This post sought to give an overview of how they do this, which is in my view extremely useful information!
This is what I was trying to question with my comment above: Why do you think this? How am I to use this information? It’s surely true that this is a community that needs to be convinced of the importance of work on safety, as you point out in the next post in the sequence, but how does information about, say, the turnover of ML PhD students help me do that?
Thus to answer the question “what kind of research approaches generally work for shaping machine learning systems?” it is quite useful to engage with how they have worked in capabilities advancements. In machine learning, theoretical (in “math proofs” sense of the word) approaches to advancing capabilities have largely not worked. This suggests deep learning is not amenable to these kinds of approaches.
There is conflation happening here which undermines your argument: theoretical approaches dominated how machine learning systems were shaped for decades, and you say so at the start of this post. It turned out that automated learning produced better results in terms of capabilities, and it is that success that makes it the continued default. But the former fact surely says a lot more about whether or not theory can “shape machine learning systems” than the latter. Following through with your argument, I would instead conclude that implementing theoretical approaches to safety might require us to compromise on capabilities, and this is indeed exactly what I expect: learning systems would have access to much more delicious data if they ignored privacy regulations and other similar ethical boundaries, but safety demands that capability is not the singular shaping consideration in AI systems.

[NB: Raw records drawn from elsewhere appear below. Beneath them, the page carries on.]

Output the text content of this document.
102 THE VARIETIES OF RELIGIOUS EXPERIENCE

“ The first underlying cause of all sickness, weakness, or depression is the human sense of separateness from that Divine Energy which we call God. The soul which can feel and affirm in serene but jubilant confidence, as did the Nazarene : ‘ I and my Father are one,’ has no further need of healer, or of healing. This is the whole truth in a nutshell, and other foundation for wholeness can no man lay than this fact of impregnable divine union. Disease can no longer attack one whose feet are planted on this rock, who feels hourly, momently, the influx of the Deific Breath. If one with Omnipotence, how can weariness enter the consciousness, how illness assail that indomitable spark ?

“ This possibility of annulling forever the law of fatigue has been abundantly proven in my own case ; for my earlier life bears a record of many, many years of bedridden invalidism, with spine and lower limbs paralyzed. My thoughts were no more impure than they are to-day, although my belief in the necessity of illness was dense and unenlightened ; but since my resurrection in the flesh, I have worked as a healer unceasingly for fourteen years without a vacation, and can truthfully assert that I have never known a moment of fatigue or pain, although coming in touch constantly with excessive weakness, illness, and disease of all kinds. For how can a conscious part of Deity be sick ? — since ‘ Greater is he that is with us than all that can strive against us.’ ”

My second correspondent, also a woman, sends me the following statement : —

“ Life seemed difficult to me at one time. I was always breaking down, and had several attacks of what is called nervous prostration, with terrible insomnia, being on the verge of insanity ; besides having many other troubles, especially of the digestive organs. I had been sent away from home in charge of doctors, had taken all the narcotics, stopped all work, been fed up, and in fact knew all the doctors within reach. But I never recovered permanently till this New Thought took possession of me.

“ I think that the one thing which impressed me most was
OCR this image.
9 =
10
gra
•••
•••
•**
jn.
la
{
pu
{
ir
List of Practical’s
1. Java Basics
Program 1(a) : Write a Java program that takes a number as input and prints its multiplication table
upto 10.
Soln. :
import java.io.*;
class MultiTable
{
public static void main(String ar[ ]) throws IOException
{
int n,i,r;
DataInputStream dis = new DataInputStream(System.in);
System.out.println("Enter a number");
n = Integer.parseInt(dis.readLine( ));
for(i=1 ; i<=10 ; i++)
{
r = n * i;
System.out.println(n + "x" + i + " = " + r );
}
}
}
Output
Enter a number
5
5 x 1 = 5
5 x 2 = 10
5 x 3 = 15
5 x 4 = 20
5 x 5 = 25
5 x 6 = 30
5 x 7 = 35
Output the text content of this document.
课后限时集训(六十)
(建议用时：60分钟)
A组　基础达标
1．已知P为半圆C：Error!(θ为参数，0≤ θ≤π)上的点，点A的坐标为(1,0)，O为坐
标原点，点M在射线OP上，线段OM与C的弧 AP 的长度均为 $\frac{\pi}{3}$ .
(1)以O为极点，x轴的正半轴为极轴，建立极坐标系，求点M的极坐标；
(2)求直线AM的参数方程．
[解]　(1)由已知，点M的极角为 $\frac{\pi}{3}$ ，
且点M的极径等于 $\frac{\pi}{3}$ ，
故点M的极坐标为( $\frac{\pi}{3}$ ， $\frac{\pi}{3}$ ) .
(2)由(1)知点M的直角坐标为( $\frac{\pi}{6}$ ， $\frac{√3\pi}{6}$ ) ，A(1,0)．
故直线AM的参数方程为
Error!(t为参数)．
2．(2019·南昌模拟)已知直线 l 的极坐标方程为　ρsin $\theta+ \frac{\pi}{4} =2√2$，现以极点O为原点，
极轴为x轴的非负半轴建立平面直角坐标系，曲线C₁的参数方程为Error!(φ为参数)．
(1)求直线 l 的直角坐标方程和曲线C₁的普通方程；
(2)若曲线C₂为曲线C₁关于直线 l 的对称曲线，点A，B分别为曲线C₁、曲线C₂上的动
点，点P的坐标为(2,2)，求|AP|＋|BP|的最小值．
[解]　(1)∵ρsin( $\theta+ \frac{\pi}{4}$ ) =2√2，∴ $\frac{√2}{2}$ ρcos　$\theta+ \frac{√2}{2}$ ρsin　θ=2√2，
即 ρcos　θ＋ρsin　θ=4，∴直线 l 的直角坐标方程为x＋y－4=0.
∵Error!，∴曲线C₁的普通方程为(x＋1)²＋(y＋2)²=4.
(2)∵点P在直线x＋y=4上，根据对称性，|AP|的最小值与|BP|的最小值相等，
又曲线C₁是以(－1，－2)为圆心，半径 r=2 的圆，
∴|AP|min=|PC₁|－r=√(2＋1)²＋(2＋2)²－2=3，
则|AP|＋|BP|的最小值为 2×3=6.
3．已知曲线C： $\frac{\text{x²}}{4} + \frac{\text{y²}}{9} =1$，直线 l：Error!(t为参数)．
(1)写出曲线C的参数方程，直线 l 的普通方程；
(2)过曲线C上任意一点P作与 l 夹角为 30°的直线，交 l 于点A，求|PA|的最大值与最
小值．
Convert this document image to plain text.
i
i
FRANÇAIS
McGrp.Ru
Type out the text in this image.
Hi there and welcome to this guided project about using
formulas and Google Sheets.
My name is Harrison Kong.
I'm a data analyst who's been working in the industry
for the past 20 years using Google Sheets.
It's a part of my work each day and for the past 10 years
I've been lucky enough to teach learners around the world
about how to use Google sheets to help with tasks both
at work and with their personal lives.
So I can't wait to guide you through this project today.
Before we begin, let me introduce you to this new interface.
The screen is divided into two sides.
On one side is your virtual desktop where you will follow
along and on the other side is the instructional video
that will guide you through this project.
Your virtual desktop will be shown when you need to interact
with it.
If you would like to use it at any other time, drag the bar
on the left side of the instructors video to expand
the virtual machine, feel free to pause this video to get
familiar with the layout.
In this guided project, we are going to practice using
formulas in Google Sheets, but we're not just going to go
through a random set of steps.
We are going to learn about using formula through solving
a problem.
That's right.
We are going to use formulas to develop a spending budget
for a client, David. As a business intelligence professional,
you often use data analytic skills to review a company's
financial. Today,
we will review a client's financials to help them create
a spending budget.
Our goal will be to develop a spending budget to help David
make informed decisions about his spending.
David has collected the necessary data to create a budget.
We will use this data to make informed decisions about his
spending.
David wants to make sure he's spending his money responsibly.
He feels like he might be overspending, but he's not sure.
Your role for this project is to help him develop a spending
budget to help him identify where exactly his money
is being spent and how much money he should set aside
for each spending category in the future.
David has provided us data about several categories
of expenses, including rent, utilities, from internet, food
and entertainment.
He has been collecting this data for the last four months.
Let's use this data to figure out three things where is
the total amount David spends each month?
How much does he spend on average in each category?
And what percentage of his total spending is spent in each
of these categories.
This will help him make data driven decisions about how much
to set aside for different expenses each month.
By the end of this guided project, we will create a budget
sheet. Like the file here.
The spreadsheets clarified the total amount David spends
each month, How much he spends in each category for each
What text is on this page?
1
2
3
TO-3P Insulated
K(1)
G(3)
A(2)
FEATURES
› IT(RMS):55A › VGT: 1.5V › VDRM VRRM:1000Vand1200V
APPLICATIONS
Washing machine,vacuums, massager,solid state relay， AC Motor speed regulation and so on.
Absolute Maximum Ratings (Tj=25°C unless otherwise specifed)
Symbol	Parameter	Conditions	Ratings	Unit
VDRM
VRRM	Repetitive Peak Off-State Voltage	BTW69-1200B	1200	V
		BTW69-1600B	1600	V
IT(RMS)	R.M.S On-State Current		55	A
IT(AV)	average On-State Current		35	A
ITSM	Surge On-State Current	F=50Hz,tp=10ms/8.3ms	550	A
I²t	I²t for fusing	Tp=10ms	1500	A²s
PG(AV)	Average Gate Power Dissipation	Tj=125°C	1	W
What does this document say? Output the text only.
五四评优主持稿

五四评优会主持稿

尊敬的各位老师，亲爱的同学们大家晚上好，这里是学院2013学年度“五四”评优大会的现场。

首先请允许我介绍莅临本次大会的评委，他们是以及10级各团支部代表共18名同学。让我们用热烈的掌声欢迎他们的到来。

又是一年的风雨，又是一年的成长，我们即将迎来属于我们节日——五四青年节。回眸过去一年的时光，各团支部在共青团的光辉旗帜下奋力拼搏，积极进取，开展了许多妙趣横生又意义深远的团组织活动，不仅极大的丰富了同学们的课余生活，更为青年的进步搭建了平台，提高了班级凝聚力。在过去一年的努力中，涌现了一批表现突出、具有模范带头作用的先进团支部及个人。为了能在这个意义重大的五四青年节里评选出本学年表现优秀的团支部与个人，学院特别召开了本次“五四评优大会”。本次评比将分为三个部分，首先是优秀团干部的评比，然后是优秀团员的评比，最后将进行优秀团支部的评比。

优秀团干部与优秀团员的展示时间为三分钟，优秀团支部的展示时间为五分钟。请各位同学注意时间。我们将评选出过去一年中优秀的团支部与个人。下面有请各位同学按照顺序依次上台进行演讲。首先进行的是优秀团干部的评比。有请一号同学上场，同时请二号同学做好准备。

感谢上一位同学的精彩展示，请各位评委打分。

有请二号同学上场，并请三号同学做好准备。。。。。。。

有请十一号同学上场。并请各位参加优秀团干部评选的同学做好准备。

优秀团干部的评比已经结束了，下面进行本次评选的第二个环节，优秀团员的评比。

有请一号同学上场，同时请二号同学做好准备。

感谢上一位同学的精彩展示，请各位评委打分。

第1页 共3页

Knowledge that useable theory has not really been produced in deep learning suggests to me that it’s unlikely to for safety, either.
This is simply not true. Failure modes which were identified by purely theoretical arguments have been realised in ML systems. System attacks and pathological behaviour (for image classifiers, say) are regularly built in theory before they ever meet real systems. It’s also worth noting that any architecture choices or to, say, make backprop more algorithmically efficient, are driven by theory.
In the end, my attitude is not that “iterative engineering practices will never ensure safety”, but rather that there are plenty of people already doing iterative engineering, and that while it’s great to convince as many of those as possible to be safety-conscious, there would be further benefits to safety if some of their experience could be applied to the theoretical approaches that you’re actively dismissing.
I can say from first and second-hand experience that a hard part of supervising a PhD or Masters student in research (there are many) is taking someone who lies at one end of the bird-frog spectrum and pushing them to acquire the skills they need from the other end. To get to the point of pursuing research in the first place, you’re likely to be either someone technically skilled who can easily work out the fine details of a problem and habitually focuses on examples or someone who has enough of an appreciation for the overarching ideas to be motivated to build them further—it sounds like you are/were of the latter variety. If you don’t acquire some skills and perspective from the other end, you’ll inevitably drive yourself into a dead end: in the former case, one risks sinking much time into elaborating specific cases while missing a general result that simplifies matters; in the latter, one can work for a long time on a false claim because there is insufficient grounding in verifiable cases.
At the start of a research career, a responsible supervisor must push their student to be independent, but there is a compromise between giving space and giving guidance. It seems like your adviser wasn’t paying close enough attention to your work to see that you hadn’t done the basics, which is how you ended up spending so long on this without realising that you didn’t have an ‘empirical’ basis for what you were trying to prove in the first place. The fact that you weren’t getting pushback on your reluctance to read references also seems like a red flag.
All this is to say that a moral of the story could be for PhD supervisors (who, by the way, almost universally get not specific training for that role): just because a student is confident doesn’t mean they have everything it takes to do research, and you need to make sure that they aren’t wasting their time.